Entramos 2024 jogando crapô, um dos muitos reminiscentes da minha infância que passo à geração seguinte. Crapô vem de crapaud, sapo em francês. As cartas pulam de um lado para o outro, daí o nome. Acho que crapaud-crapô foi a primeira palavra que aprendi em francês na vida. Minha mãe adorava o jogo e, por falta de adversário melhor, me ensinou quando eu ainda era bem nova, não lembro a idade. O jogo ficou.

Mais jovem, eu colecionava sapos de pelúcia. Tudo começou com uma brincadeira de uma amiga que, ao me presentear o primogênito da coleção, disse “já que você engole tanto sapo na vida, achei que devia ter um na estante também”. Ela tinha razão. Em um momento de revolta contra os que entalam na garganta e apelando para os deuses da semiótica, joguei fora todos os outros. O livramento simbólico não funcionou.
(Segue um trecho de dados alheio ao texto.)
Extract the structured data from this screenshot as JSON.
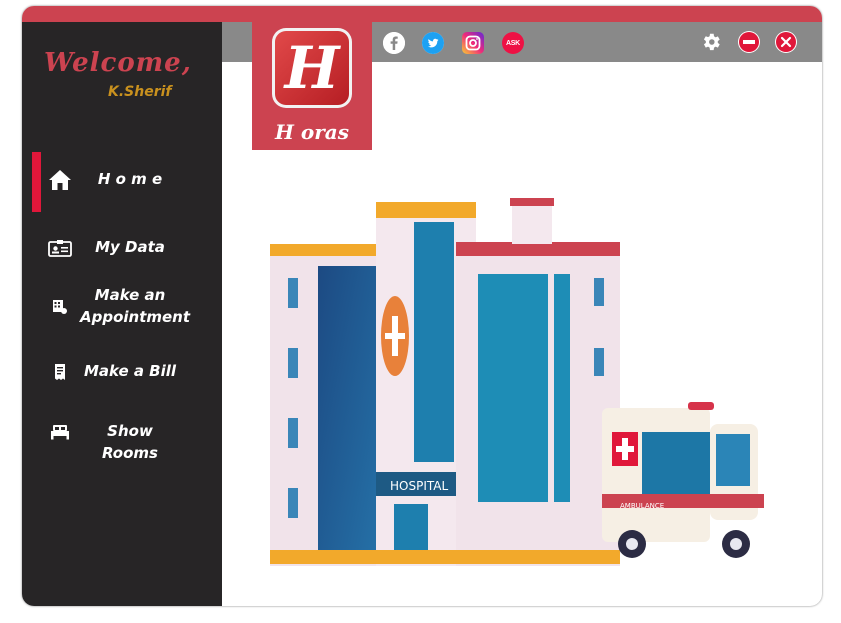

Se tem uma letra que nunca me desceu é a do sapo cururu. Se ele canta é porque tem frio? Coitado do sapo, gente. A mulher do sapo está lá dentro onde, se ele está na beira do rio? Morreu afogada agora que não é mais filhote aquático? Sapo faz renda?

As coisas que a gente ensina para as crianças, meu deus.

Dona Chica admira-se mas não faz nada contra a crueldade de se atirar um pau em um gato. Quem não marchar direito vai preso em um lugar que pega fogo e que salva a bandeira, não as pessoas. A Cuca vem pegar quem não dorme sozinho em casa, já que pai e mãe estão ausentes. O boi da cara preta pega criança que tem medo de careta. A barata mentirosa só tem uma saia de filó. O pirulito bate bate.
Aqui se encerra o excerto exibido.